State Technical College of Missouri (State Tech) is a public technical school in Linn, Missouri. In 2018, the college started to see a major increase in their enrollment at 1,483 students for the 2018–2019 school year. There were about 600 graduates in May 2019. Enrollment exceeded 2,000 students for the first time during the 2021 fall semester, and State Tech was named Missouri's fastest growing college by The Chronicle of Higher Education.

==History==
State Tech began as Linn Technical Junior College in 1961, later being awarded the status of Area Vocational Technical School by the Missouri State Board of Education after the U.S. Vocational Education Act of 1963. The school dropped "Junior" from its name in 1968. In 1991, the college was granted the authority to give associate degrees. In 1995, Linn State Technical College separated from Osage County R-II School District after it obtained its own Board of Regents to govern it.
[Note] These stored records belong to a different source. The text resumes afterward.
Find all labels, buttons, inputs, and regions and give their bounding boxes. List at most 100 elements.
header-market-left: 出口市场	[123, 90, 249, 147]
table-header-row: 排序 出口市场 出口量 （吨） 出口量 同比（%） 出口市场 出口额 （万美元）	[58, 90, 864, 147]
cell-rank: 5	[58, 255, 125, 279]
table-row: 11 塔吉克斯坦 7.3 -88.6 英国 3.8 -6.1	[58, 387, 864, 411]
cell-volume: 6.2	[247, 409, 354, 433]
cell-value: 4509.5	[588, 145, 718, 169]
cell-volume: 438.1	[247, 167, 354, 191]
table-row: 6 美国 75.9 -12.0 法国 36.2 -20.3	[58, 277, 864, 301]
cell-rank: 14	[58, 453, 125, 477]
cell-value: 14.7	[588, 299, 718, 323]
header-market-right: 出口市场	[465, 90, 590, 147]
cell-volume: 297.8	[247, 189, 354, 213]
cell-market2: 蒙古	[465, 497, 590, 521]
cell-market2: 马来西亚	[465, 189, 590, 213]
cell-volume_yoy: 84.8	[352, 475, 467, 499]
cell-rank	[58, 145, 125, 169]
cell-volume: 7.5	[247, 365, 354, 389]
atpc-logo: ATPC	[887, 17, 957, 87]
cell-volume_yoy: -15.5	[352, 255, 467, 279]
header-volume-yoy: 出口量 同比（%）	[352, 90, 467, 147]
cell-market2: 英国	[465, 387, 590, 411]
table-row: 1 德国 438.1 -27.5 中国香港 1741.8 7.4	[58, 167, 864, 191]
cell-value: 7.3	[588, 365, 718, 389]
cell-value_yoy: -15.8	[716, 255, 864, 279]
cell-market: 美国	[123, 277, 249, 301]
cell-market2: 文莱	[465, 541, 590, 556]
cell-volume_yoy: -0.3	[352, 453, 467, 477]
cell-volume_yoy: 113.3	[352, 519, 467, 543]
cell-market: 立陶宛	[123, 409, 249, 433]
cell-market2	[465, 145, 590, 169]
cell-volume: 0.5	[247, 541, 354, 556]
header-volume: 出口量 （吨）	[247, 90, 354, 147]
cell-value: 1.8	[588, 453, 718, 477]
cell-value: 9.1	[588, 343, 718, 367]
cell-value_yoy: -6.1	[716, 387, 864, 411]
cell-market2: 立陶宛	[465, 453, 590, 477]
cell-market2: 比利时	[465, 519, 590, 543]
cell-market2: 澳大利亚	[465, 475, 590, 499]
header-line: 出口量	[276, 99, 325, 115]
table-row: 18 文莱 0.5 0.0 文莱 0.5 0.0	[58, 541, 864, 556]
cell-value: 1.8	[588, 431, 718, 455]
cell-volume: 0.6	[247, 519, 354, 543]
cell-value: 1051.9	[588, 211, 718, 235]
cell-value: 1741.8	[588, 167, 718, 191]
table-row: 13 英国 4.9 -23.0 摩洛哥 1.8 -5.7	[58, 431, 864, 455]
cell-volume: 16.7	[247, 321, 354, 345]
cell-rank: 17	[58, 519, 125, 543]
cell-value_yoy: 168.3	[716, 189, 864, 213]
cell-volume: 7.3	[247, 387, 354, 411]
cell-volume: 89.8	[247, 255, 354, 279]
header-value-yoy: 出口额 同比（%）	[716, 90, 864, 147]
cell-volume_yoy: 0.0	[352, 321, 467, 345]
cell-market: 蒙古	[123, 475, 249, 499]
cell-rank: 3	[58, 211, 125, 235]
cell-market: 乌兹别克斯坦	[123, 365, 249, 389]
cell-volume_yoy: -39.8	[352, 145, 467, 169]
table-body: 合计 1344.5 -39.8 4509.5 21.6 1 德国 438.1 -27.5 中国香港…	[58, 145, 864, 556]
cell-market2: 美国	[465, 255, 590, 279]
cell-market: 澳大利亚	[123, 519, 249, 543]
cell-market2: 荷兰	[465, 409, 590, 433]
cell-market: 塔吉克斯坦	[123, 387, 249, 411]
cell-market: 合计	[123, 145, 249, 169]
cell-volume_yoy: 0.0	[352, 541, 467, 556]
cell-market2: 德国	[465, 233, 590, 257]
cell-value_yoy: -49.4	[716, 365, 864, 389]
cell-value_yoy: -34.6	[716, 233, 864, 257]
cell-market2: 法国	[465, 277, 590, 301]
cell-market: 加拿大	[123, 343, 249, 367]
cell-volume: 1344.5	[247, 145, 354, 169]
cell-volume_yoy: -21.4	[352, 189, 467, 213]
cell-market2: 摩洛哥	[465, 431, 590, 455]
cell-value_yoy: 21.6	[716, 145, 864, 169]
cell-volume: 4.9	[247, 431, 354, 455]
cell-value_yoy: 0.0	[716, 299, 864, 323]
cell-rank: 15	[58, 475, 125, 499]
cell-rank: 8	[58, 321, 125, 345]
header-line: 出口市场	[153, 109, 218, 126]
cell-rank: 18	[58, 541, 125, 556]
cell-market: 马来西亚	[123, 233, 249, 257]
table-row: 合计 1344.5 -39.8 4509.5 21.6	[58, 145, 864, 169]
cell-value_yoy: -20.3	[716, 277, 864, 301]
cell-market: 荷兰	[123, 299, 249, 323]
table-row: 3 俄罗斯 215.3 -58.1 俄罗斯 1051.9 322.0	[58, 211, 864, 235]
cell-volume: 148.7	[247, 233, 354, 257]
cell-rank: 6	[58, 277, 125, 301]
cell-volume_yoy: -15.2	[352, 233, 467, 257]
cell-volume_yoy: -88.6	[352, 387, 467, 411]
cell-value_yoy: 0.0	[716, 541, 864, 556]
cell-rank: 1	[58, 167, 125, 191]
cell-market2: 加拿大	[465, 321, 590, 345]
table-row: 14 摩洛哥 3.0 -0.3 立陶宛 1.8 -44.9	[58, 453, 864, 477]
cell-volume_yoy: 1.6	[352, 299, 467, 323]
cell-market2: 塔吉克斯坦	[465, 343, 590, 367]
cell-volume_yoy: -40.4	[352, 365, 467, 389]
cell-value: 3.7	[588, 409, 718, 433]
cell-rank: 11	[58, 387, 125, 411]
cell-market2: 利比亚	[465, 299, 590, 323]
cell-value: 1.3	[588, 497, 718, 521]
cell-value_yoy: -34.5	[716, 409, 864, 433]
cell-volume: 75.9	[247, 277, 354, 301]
In 2013, The Missouri House of Representatives voted to change the school's name to its current one, effective July 1, 2014. The new name emphasizes the school's status as Missouri's only state-funded technical college, not funded by local property taxes, drawing students from throughout the state.
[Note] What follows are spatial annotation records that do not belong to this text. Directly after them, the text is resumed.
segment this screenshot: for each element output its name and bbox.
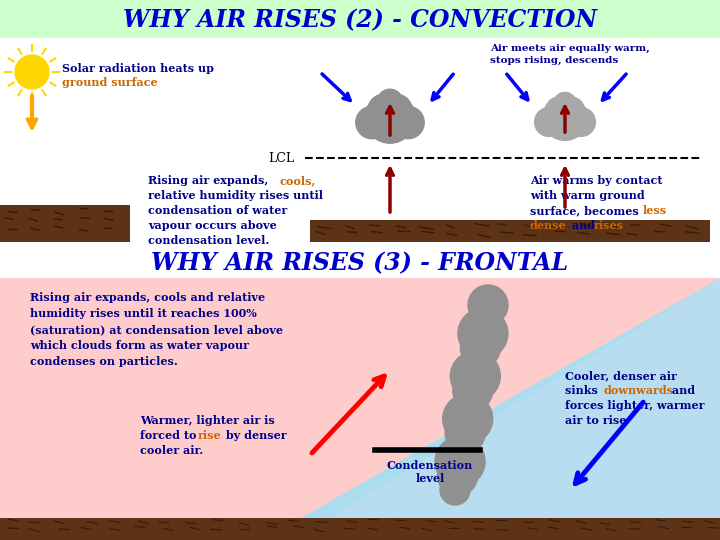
FancyBboxPatch shape — [0, 248, 720, 278]
Text: WHY AIR RISES (3) - FRONTAL: WHY AIR RISES (3) - FRONTAL — [151, 251, 569, 275]
Text: Rising air expands,: Rising air expands, — [148, 175, 272, 186]
Text: Solar radiation heats up: Solar radiation heats up — [62, 63, 214, 73]
Text: air to rise: air to rise — [565, 415, 626, 426]
Circle shape — [460, 328, 500, 368]
Circle shape — [470, 304, 500, 334]
Text: relative humidity rises until: relative humidity rises until — [148, 190, 323, 201]
Circle shape — [543, 96, 588, 140]
Polygon shape — [310, 278, 720, 530]
FancyBboxPatch shape — [0, 278, 720, 530]
Text: sinks: sinks — [565, 385, 602, 396]
Circle shape — [450, 351, 500, 401]
Circle shape — [392, 106, 424, 139]
Circle shape — [383, 94, 412, 124]
Circle shape — [438, 456, 477, 496]
Text: by denser: by denser — [222, 430, 287, 441]
Text: with warm ground: with warm ground — [530, 190, 644, 201]
Circle shape — [453, 370, 492, 410]
Text: dense: dense — [530, 220, 567, 231]
Text: Air warms by contact: Air warms by contact — [530, 175, 662, 186]
Text: vapour occurs above: vapour occurs above — [148, 220, 276, 231]
Text: and: and — [568, 220, 599, 231]
Circle shape — [554, 92, 576, 115]
Circle shape — [567, 107, 595, 137]
Text: Condensation: Condensation — [387, 460, 473, 471]
FancyBboxPatch shape — [0, 205, 130, 242]
Text: and: and — [668, 385, 695, 396]
Circle shape — [369, 94, 397, 124]
Text: WHY AIR RISES (2) - CONVECTION: WHY AIR RISES (2) - CONVECTION — [123, 8, 597, 32]
Text: forces lighter, warmer: forces lighter, warmer — [565, 400, 704, 411]
Text: less: less — [643, 205, 667, 216]
Circle shape — [559, 97, 584, 123]
Text: stops rising, descends: stops rising, descends — [490, 56, 618, 64]
FancyBboxPatch shape — [310, 220, 710, 242]
Text: (saturation) at condensation level above: (saturation) at condensation level above — [30, 324, 283, 335]
Text: condensation of water: condensation of water — [148, 205, 287, 216]
Text: ground surface: ground surface — [62, 77, 158, 87]
Circle shape — [534, 107, 564, 137]
Text: Cooler, denser air: Cooler, denser air — [565, 370, 677, 381]
Circle shape — [463, 347, 493, 377]
Text: cooler air.: cooler air. — [140, 445, 203, 456]
FancyBboxPatch shape — [0, 38, 720, 268]
Text: rise: rise — [198, 430, 222, 441]
Circle shape — [546, 97, 572, 123]
Circle shape — [15, 55, 49, 89]
Circle shape — [440, 475, 470, 505]
Text: level: level — [415, 473, 445, 484]
Text: surface, becomes: surface, becomes — [530, 205, 643, 216]
Circle shape — [356, 106, 388, 139]
Text: Warmer, lighter air is: Warmer, lighter air is — [140, 415, 275, 426]
Circle shape — [458, 308, 508, 359]
Circle shape — [377, 89, 402, 114]
Circle shape — [365, 93, 415, 143]
Circle shape — [448, 433, 477, 462]
Circle shape — [443, 394, 492, 444]
Circle shape — [445, 413, 485, 453]
Circle shape — [435, 436, 485, 487]
Text: which clouds form as water vapour: which clouds form as water vapour — [30, 340, 249, 351]
Text: humidity rises until it reaches 100%: humidity rises until it reaches 100% — [30, 308, 257, 319]
Text: Air meets air equally warm,: Air meets air equally warm, — [490, 44, 649, 52]
Text: Rising air expands, cools and relative: Rising air expands, cools and relative — [30, 292, 265, 303]
Text: condenses on particles.: condenses on particles. — [30, 356, 178, 367]
FancyBboxPatch shape — [0, 0, 720, 38]
FancyBboxPatch shape — [0, 518, 720, 540]
Text: condensation level.: condensation level. — [148, 235, 269, 246]
Text: rises: rises — [594, 220, 624, 231]
Text: cools,: cools, — [279, 175, 315, 186]
Text: forced to: forced to — [140, 430, 200, 441]
Circle shape — [455, 390, 485, 420]
Polygon shape — [280, 278, 720, 530]
Circle shape — [468, 285, 508, 325]
Text: downwards: downwards — [603, 385, 673, 396]
Text: LCL: LCL — [268, 152, 294, 165]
==Facilities and resources==
State Tech has various facilities and resources for use by its faculty, students, and local community.

===Main campus===
The main campus in Linn includes 11 academic buildings, cottage-style student housing, an activity center, and an airport. The most recently constructed academic building would be the Building Technology Center and the Willett Automation Center. In 2019 a 21,000 sqft Health Science Center and 10,200 sqft Welding Technology Center were able opened. The 72,000 sqft activity center opened in 2008; it includes three basketball courts, an elevated walking/running track, and a fitness center. The airport has a 3,400 by 60 ft runway and hangars available for public rental. Ninety-five percent of the academic and housing building space uses geothermal energy for its heating and cooling. The campus library is a charter member of MOBIUS, which provides interlibrary lending access across Missouri and several nearby states. The college acquired a 110 acre farm just east of the main campus, and rebuilt the ground floor of its farmhouse in 2017 to be used as the president's home and for social activities.

===Osage County Community Center and Osage View===
Adjacent to and managed by State Tech, the Osage County Community Center provides the college and community with an 11,000 sqft facility for meetings, conferences, training, and social events. The center's 3,200 sqft auditorium includes a catering kitchen. In 2024 State Tech opened an entertainment complex open to both students and the community. The Osage View consists of a movie theatre, swimming pool, bowling alley, restaurant, event center, sports simulator bays, a driving range and a 9-hole golf course.

===Foundation===
A non-profit foundation named for State Tech is its primary organization for fundraising to enable scholarships, faculty development, instructional equipment, facility construction, and other support to the college.

==Recognition==
Forbes magazine ranked State Tech as the third-best two-year trade school in the nation in 2018.